Well, the answer to that depends on your own needs and interests.
- What activities do you like to do? Irrespective of any other consideration, sometimes the best exercise is whatever you’ll do regularly. Do you like to dance, whack a punching bag, jump rope or ride bikes with the kids, throw a frisbee around, chase a soccer ball, hike through nature, walk through a shopping mall looking at the fabu new shoes? As best as possible, do something you enjoy.
- What do you want out of your cardio? Do you want it to give you cardiovascular endurance? Do you want to improve your speed? Do you want to improve your general fitness? Do you want some lighter, “active recovery” cardio for rehab and restoration? Do you enjoy the social atmosphere of a walking partner or cardio class? Do you want fat loss?

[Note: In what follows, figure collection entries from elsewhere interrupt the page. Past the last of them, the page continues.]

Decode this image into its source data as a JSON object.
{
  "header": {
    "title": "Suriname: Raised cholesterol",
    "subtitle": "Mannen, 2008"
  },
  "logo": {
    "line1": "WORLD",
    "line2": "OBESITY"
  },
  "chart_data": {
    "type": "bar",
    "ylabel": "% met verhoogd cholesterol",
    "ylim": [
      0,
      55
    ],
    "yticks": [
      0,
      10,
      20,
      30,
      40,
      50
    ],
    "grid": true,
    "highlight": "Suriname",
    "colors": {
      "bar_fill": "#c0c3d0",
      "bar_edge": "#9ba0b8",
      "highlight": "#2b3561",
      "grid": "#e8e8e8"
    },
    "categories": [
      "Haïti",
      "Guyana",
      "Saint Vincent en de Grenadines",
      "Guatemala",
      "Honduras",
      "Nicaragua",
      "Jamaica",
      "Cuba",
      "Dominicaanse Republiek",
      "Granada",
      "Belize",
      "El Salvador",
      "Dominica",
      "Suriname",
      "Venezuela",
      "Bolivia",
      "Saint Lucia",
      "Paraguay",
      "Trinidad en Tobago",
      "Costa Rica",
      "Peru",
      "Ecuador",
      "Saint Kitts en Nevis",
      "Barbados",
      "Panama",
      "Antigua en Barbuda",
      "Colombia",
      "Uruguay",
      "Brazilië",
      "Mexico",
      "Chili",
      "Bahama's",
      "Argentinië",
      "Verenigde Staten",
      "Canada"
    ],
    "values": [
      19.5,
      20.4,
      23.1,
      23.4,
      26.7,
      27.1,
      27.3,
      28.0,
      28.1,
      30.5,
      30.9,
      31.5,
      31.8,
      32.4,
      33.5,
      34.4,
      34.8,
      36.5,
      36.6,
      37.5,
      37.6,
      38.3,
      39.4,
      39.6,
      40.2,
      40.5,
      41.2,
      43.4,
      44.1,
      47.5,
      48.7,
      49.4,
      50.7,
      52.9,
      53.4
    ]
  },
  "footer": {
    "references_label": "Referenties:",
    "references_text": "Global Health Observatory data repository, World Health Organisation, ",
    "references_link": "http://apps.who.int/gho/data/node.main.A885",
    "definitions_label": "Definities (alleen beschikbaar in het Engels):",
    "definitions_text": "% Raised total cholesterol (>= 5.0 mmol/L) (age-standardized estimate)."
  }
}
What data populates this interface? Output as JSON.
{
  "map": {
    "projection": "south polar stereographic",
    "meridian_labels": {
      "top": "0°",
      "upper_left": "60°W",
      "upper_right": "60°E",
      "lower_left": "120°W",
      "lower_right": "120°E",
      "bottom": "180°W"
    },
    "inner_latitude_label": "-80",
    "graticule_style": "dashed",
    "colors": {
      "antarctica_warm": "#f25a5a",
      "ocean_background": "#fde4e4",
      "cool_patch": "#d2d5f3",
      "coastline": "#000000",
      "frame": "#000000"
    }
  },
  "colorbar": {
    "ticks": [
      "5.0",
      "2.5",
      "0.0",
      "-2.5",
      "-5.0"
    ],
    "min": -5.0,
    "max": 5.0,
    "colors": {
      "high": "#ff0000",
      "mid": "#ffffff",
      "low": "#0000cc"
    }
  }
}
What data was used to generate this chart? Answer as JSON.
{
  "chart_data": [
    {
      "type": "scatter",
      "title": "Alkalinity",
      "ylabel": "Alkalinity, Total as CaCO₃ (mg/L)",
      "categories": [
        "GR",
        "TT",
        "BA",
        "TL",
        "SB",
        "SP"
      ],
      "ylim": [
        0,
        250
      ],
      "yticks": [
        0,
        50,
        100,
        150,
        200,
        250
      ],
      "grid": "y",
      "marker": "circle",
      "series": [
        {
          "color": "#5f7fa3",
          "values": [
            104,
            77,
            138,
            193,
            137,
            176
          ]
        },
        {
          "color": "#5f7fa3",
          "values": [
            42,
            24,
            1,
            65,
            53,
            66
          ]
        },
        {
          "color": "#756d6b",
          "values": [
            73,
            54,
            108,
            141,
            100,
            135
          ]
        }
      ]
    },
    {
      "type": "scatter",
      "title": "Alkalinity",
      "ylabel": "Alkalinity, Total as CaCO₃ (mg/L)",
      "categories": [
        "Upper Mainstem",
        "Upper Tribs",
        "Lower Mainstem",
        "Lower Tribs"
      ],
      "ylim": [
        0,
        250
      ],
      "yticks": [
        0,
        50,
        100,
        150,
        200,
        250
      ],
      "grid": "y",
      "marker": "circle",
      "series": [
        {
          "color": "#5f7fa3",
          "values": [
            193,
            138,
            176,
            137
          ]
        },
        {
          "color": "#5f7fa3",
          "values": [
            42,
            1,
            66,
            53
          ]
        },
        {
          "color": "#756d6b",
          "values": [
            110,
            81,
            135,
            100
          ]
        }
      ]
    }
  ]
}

- How much time are you willing to devote to it? If cardio endurance isn’t your main goal, then you don’t need to do huge amounts of it. 3-4 sessions a week of 20 minutes per session is fine. If you’re short on time but still want to train cardio, experiment with using brief episodes higher intensity cardio, such as sprints, hill/stair runs, or jumping rope. 10 minutes of sprints will make a big difference if done regularly.
- What’s your starting level of fitness? Tailor the intensity to your abilities. Don’t start running if you can’t briskly walk well. Build a base of cardio fitness and work from there. A good way to develop your ability is to gradually introduce “intervals” of higher intensity alternated with “intervals” of lower intensity. I put “intervals” in quotes because it could be something as simple as walking up a hill, walking briskly, jogging, whatever you can do for 30 seconds or a couple minutes at a faster pace. It doesn’t need to be the standard sprint-walk of regular interval training.
The bottom line is this: cardio and aerobic activity have a place in a well-rounded fitness program. But what their place is, and what that looks like, is up to you. You don’t need to follow anyone else’s exercise prescription, and you don’t need to worry that you’re doing the cardio “wrong”. If you are working within your abilities, are building a good base of general fitness, and are tailoring your activities to your goals and interests, then don’t, uh, sweat the small stuff.